Le Gilet de Sauvetage : Un Guide Complet pour une Sécurité Nautique Optimale

Le gilet de sauvetage est bien plus qu'un simple accessoire nautique ; il constitue un élément fondamental de la sécurité en mer, capable de faire la différence entre un incident mineur et un drame. Malgré son rôle vital, de nombreuses idées fausses persistent concernant son port et son utilisation, souvent au détriment de la sécurité des personnes. Comprendre la réglementation en vigueur, les différents types de gilets disponibles, leurs spécificités techniques, ainsi que les recommandations des professionnels de la mer est essentiel pour toute personne naviguant ou travaillant à proximité de l'eau. Que ce soit pour la plaisance, les activités sportives ou les travaux professionnels, le choix et l'utilisation adéquate d'un gilet de sauvetage adapté à sa pratique, sa morphologie et aux conditions de navigation sont des éléments déterminants pour garantir une protection optimale.

L'Obligation Légale et la Recommandation Cruciale du Port du Gilet de Sauvetage

Une question fréquente concerne le caractère obligatoire du gilet de sauvetage.

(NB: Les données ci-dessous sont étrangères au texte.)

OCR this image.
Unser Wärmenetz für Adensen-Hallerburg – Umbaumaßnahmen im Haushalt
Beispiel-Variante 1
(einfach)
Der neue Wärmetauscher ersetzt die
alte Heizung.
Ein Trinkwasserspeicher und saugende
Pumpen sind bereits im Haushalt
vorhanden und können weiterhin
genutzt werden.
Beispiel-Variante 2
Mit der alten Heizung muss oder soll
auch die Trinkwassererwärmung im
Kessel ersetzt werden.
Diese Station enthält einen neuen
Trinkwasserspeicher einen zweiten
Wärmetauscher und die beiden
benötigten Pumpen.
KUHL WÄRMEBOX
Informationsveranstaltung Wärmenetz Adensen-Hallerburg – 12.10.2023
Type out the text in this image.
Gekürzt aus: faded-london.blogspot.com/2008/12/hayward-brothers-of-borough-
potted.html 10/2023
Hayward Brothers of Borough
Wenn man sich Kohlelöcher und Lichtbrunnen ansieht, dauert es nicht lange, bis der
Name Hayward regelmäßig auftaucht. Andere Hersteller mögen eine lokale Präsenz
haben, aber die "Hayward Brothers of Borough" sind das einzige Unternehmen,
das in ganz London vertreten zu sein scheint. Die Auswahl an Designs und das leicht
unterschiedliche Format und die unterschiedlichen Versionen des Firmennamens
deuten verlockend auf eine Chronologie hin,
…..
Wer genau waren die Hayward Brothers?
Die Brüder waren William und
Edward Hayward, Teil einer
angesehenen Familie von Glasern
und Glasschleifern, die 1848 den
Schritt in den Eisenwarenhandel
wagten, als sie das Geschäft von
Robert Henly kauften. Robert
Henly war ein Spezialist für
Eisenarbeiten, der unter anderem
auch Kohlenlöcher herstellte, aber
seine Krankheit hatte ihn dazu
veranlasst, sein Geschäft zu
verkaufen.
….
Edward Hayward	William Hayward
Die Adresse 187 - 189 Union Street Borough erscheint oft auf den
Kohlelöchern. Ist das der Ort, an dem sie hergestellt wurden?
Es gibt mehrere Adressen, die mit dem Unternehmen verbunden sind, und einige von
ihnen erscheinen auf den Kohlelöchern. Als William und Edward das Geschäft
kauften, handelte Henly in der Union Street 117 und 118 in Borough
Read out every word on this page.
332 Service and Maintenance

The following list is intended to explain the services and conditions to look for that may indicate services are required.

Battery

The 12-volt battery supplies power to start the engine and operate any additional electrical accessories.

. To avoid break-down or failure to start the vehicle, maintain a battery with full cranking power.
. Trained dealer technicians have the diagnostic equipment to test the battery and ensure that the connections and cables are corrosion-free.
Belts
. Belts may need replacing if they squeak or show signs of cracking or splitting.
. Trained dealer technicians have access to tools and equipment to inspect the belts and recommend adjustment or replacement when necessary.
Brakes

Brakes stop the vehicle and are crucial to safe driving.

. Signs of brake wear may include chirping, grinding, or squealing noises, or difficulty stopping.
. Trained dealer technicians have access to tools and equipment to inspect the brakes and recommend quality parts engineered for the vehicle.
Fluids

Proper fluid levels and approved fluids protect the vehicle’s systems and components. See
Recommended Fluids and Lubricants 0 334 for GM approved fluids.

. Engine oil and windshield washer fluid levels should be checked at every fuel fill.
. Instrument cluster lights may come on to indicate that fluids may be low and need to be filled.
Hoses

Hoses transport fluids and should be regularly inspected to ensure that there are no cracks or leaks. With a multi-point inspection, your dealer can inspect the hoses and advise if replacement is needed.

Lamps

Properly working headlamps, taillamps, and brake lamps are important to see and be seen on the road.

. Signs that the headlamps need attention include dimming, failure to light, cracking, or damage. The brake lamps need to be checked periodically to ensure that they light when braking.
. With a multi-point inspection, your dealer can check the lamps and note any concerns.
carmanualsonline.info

Il est important de distinguer deux aspects : l'obligation d'en avoir à bord et celle d'en porter un. Il n’y a pas d’obligation légale de « porter » un gilet à bord d’un bateau en mer, ce qui signifie que vous ne serez pas verbalisé si vous ne portez pas sur vous un gilet de sauvetage à bord de votre embarcation. Cette information est précisée dans la division 240, article 240-2.12 des conditions d’utilisation des véhicules nautiques à moteur, page 16. Cependant, l’emport de gilets de sauvetage est bien obligatoire sur toute embarcation. Il en faut au moins un par personne à son bord. Pour plus d'informations, la fiche d’information « L’Équipement de sécurité des navires de plaisance en mer » éditée par le ministère chargé de la Mer et de la Pêche en collaboration avec la SNSM (mars 2024) fournit des détails exhaustifs sur ces exigences.

Malgré l'absence d'obligation de port systématique, les Sauve­teurs en Mer formulent une recommandation prioritaire : celle de porter le gilet de sauvetage dès que vous posez le pied sur un bateau, et où que vous soyez par rapport au rivage. Les accidents n’arrivent, en effet, pas qu’au large. De nombreuses chutes sont constatées chaque année depuis une annexe, même sur le bref trajet du rivage au mouillage. Même proche des côtes, une personne peut tomber à l’eau inconsciente, à la suite d’un malaise ou si elle se fait accidentellement projeter par la bôme de son voilier. Cette recommandation est d’autant plus importante si vous êtes au large. Travailler sans gilet de sauvetage, c’est mettre sa vie en danger. C’est pourquoi, lorsqu’il existe un risque de chute dans le cadre de travaux exécutés dans, à proximité ou au-dessus de l’eau, le port d’un gilet de sauvetage est obligatoire. L'ordonnance sur les travaux de construction impose donc leur utilisation, y compris pour les travaux exécutés à terre, mais à proximité de l’eau. Les Sauve­teurs en Mer recommandent son utilisation en permanence pour naviguer ou pour exercer des activités nautiques, que vous sachiez nager ou non, quelles que soient les conditions climatiques et l’expérience de la mer que l’on peut avoir. Le gilet de sauvetage n'est pas un accessoire : c'est l'équipement qui fait la différence entre un incident et un drame.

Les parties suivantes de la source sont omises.